Anniversary of Adrienne Rich's Death in Santa Cruz

Copyright K. Kendall, Wiki


Adrienne Rich, poet, activist, thinker, one of the most influential writers of the 20th century, died 27 March 2012 aged 82.
“There is no writer of comparable influence and achievement in so many areas of the contemporary women’s movement,”says the Oxford Companion to Women’s Writing in the United States. The British newspaper, i, quotes Rich’s own description of herself as “…a white woman, a Jew, a lesbian and a United States citizen.”
Rich married economist Alfred Conrad but eventually she began to reject conventional family life and heterosexual relationships. The couple separated in 1970 and Conrad committed suicide a few months later. 
Her collection Diving into the Wreck in 1973, was committed to “…breaking down the artificial barriers between the private and the public” and it won her the National Book Award, an honour she shared with fellow nominees Alice Walker and Audre Lorde. In 1976 she settled down into her lifelong partnership with the novelist Michelle Cliff.
Adrienne Rich's Achievements:
·      Yale Younger Poets competition (age 22) ~ 1951.
·      A Change of World (published as part of the award) ~ 1951.
·      Diving into the Wreck, ~ 1973
·      National Book Award (for the above) ~ 1976.
·      National Medal of Arts ~ 1997. Rich refused this award, stating, “I could not accept such an award from President Clinton or this White House because the very meaning of art, as I understand it, is incompatible with the cynical politics of this administration. It means nothing if it simply decorates the dinner table of the power which holds it hostage.”
In his preface to A Change of World, W.H. Auden, a judge on the panel, said that Rich’s poems were “neatly and modestly dressed, speak quietly but do not mumble, respect their elders but are not cowed by them.”
Criticism - A Representative Fable
Jan Montefiore, in her book Feminism and Poetry, says: "The tendency to privilege the notion of female experience... can make for a too easy and uncritical assumption of identity between all women." The flaw in this process and its effect on Rich's poetic language is that most of Rich's best poems do not experience directly. The poem "Diving into the Wreck" does not describe a real experience but an imaginary one. It is a lyrical "I" speaking, which results in the production of the representative fable. 
The fable fails to take into account individual experience, for example, black experience and working-class experience. Judgement should be made in terms of gender, colour and class, which are central to the experience of individual women, for, in truth, the "typical" woman poet does not exist.

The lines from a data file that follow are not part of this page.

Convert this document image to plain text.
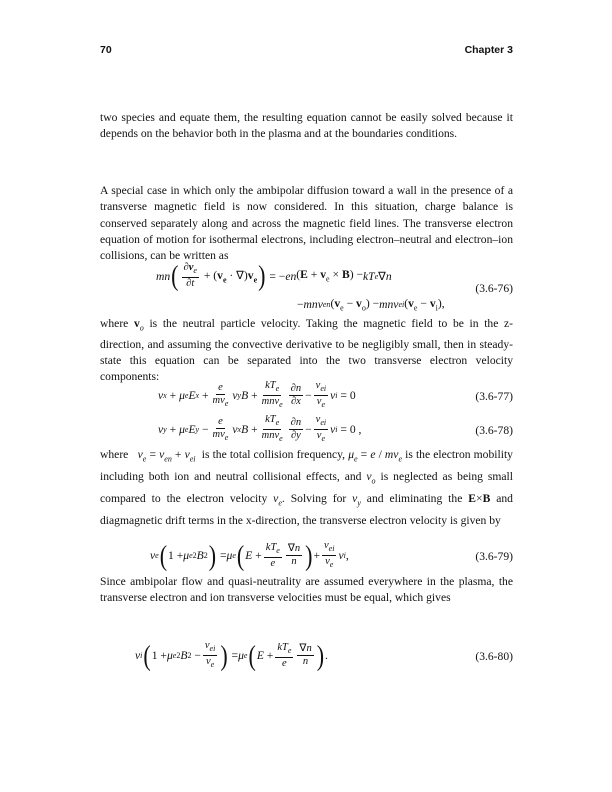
70	Chapter 3

two species and equate them, the resulting equation cannot be easily solved because it depends on the behavior both in the plasma and at the boundaries conditions.

A special case in which only the ambipolar diffusion toward a wall in the presence of a transverse magnetic field is now considered. In this situation, charge balance is conserved separately along and across the magnetic field lines. The transverse electron equation of motion for isothermal electrons, including electron–neutral and electron–ion collisions, can be written as

mn ( $\frac{\partial v_e}{\partial t} + (v_e \cdot \nabla)v_e$ ) = − en $(E + v_e \times B)$ − kT e ∇ n
− mnν en $(v_e - v_o) - mn\nu$ ei $(v_e - v_i)$,
(3.6-76)

where $v_o$ is the neutral particle velocity. Taking the magnetic field to be in the z-direction, and assuming the convective derivative to be negligibly small, then in steady-state this equation can be separated into the two transverse electron velocity components:

v x + μ e E $x + \frac{e}{m\nu_e}$ v y $B + \frac{kT_e}{mn\nu_e} \frac{\partial n}{\partial x} - \frac{\nu_{ei}}{\nu_e}$ v i = 0	(3.6-77)
v y + μ e E $y - \frac{e}{m\nu_e}$ v x $B + \frac{kT_e}{mn\nu_e} \frac{\partial n}{\partial y} - \frac{\nu_{ei}}{\nu_e}$ v i = 0 ,	(3.6-78)

where $\nu_e = \nu_{en} + \nu_{ei}$ is the total collision frequency, $\mu_e = e / m\nu_e$ is the electron mobility including both ion and neutral collisional effects, and $v_o$ is neglected as being small compared to the electron velocity $v_e$. Solving for $v_y$ and eliminating the E×B and diagmagnetic drift terms in the x-direction, the transverse electron velocity is given by

v e ( 1 + μ e 2 B 2 ) = μ e ( $E + \frac{kT_e}{e} \frac{\nabla n}{n}$ ) + $\frac{\nu_{ei}}{\nu_e}$ v i ,	(3.6-79)

Since ambipolar flow and quasi-neutrality are assumed everywhere in the plasma, the transverse electron and ion transverse velocities must be equal, which gives

v i ( 1 + μ e 2 B $2 - \frac{\nu_{ei}}{\nu_e}$ ) = μ e ( $E + \frac{kT_e}{e} \frac{\nabla n}{n}$ ) .	(3.6-80)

Addressing the Issues - Unfair Criticism of Adrienne Rich?
I am not sure any of this criticism is entirely justified, especially when considering the range of Rich's poetry. It is worth mentioning that Rich demonstrates considerable concern in her political poem, "Culture and Anarchy" for individual women, both black and white, middle-class and poor working-class. Clearly and naturally, in Diving into the Wreck she began from her own experience, but as her knowledge and awareness developed, so her sensibilities were increasingly involved, and her poetry embraced these vital concerns.
It is, of course, a valid concern for feminists that individual experience should be acknowledged and that a white, middle-class feminism would be unjust. To be fair, Montefiore qualifies her criticism by stating:
"The gap between experience and language is, after all, a philosophical problem that applies to all speakers whether they know it or not."

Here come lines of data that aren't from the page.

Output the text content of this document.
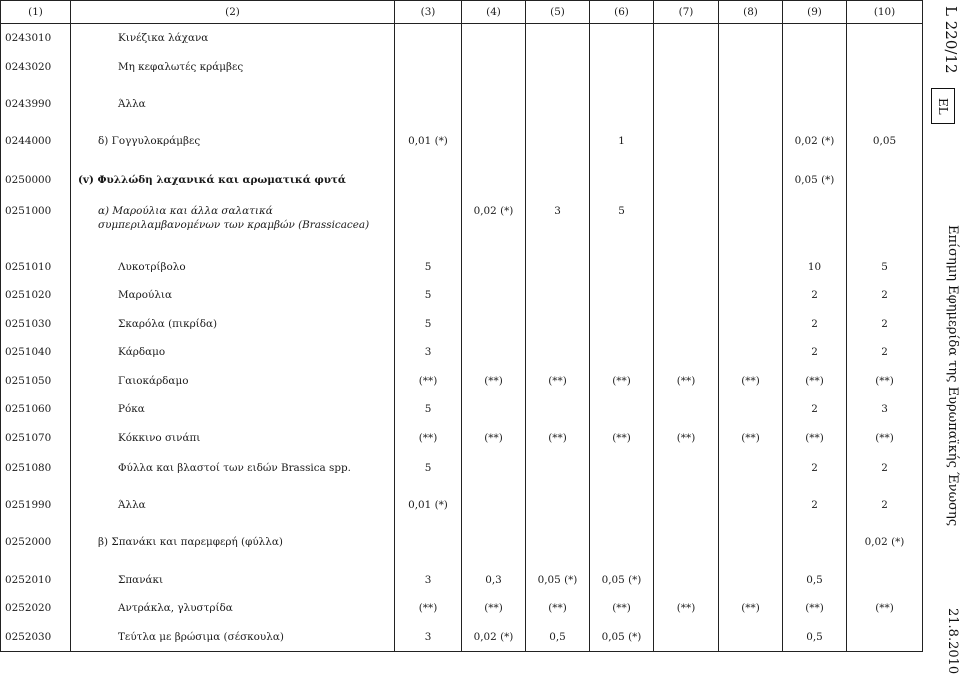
(1)	(2)	(3)	(4)	(5)	(6)	(7)	(8)	(9)	(10)
0243010	Κινέζικα λάχανα								
0243020	Μη κεφαλωτές κράμβες								
0243990	Άλλα								
0244000	δ) Γογγυλοκράμβες	0,01 (*)			1			0,02 (*)	0,05
0250000	(v) Φυλλώδη λαχανικά και αρωματικά φυτά							0,05 (*)	
0251000	α) Μαρούλια και άλλα σαλατικά συμπεριλαμβανομένων των κραμβών (Brassicacea)		0,02 (*)	3	5				
0251010	Λυκοτρίβολο	5						10	5
0251020	Μαρούλια	5						2	2
0251030	Σκαρόλα (πικρίδα)	5						2	2
0251040	Κάρδαμο	3						2	2
0251050	Γαιοκάρδαμο	(**)	(**)	(**)	(**)	(**)	(**)	(**)	(**)
0251060	Ρόκα	5						2	3
0251070	Κόκκινο σινάπι	(**)	(**)	(**)	(**)	(**)	(**)	(**)	(**)
0251080	Φύλλα και βλαστοί των ειδών Brassica spp.	5						2	2
0251990	Άλλα	0,01 (*)						2	2
0252000	β) Σπανάκι και παρεμφερή (φύλλα)								0,02 (*)
0252010	Σπανάκι	3	0,3	0,05 (*)	0,05 (*)			0,5	
0252020	Αντράκλα, γλυστρίδα	(**)	(**)	(**)	(**)	(**)	(**)	(**)	(**)
0252030	Τεύτλα με βρώσιμα (σέσκουλα)	3	0,02 (*)	0,5	0,05 (*)			0,5	
L 220/12
EL
Επίσημη Εφημερίδα της Ευρωπαϊκής Ένωσης
21.8.2010
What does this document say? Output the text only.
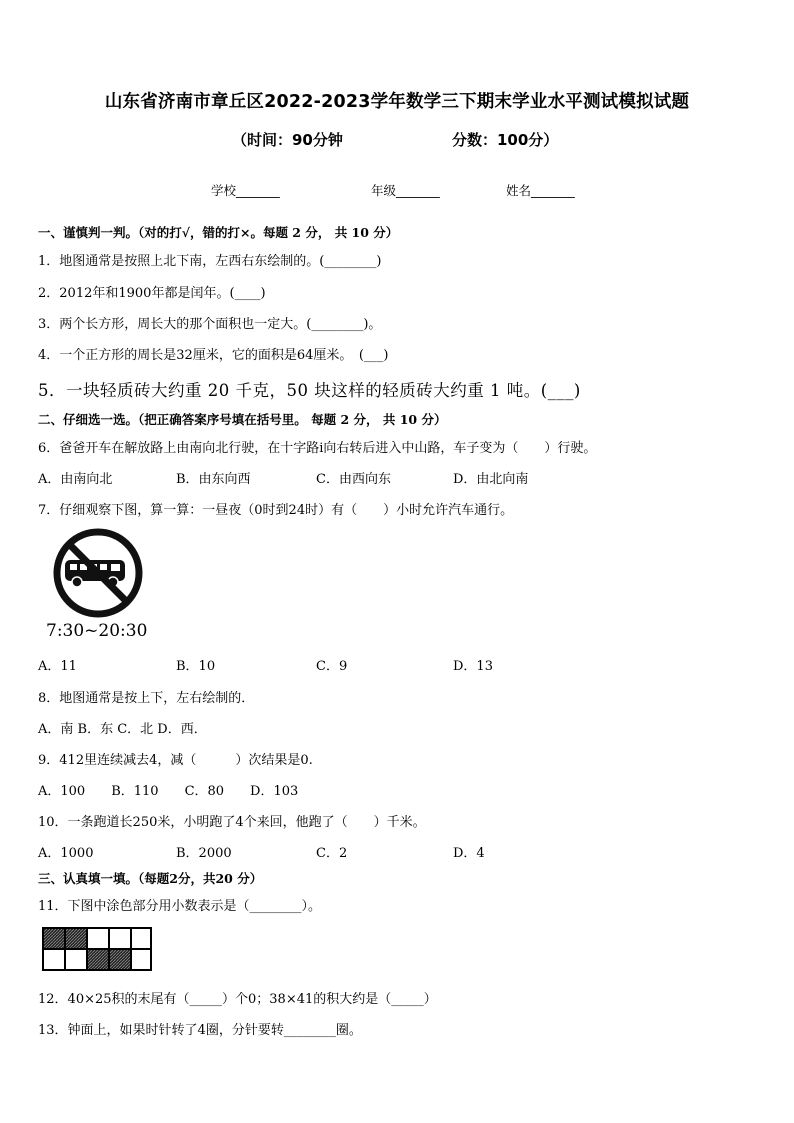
山东省济南市章丘区2022-2023学年数学三下期末学业水平测试模拟试题
（时间：90分钟	分数：100分）
学校_______	年级_______	姓名_______
一、谨慎判一判。（对的打√，错的打×。每题 2 分， 共 10 分）
1．地图通常是按照上北下南，左西右东绘制的。(________)
2．2012年和1900年都是闰年。(____)
3．两个长方形，周长大的那个面积也一定大。(________)。
4．一个正方形的周长是32厘米，它的面积是64厘米。　(___)
5．一块轻质砖大约重 20 千克，50 块这样的轻质砖大约重 1 吨。(___)
二、仔细选一选。（把正确答案序号填在括号里。 每题 2 分， 共 10 分）
6．爸爸开车在解放路上由南向北行驶，在十字路ⅰ向右转后进入中山路，车子变为（　　）行驶。
A．由南向北	B．由东向西	C．由西向东	D．由北向南
7．仔细观察下图，算一算：一昼夜（0时到24时）有（　　）小时允许汽车通行。
7:30~20:30
A．11	B．10	C．9	D．13
8．地图通常是按上下，左右绘制的．
A．南 B．东 C．北 D．西．
9．412里连续减去4，减（　　　）次结果是0.
A．100　　B．110　　C．80　　D．103
10．一条跑道长250米，小明跑了4个来回，他跑了（　　）千米。
A．1000	B．2000	C．2	D．4
三、认真填一填。（每题2分，共20 分）
11．下图中涂色部分用小数表示是（________）。
12．40×25积的末尾有（_____）个0；38×41的积大约是（_____）
13．钟面上，如果时针转了4圈，分针要转________圈。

Adrienne Rich Challenged the Political and the Personal
What is without doubt is that Rich’s work pushed the boundaries of militant lesbianism. As Tom Payne in “Adrienne Rich, a woman outside the law,” quotes from a 1980 essay, “Compulsory Heterosexuality and the Lesbian Experience”: 
“… women should allow “the search for love and tenderness … to lead toward women”.
“If that has come to define her,” says Tom Payne, “she hasn’t shrunk from the definition: 'The split in our language between ‘political’ and ‘personal’ has, I think, been a trap,' she said as late as last year, in a clear refusal to mellow.”
Her son, Pablo Conrad, stated that his mother had died from complications from long-term rheumatoid arthritis.
Sources:
·      Williamson, Marcus, “Life in Brief, Adrienne Rich Poet,” “i” newspaper, 30 March 2012.
·      Rich, Adrienne, The Fact of a Doorframe, W.W. Norton, N.Y. London, 1975.
·      Montefiore, Jan, Feminism and Poetry, Pandora Press, London, 1987.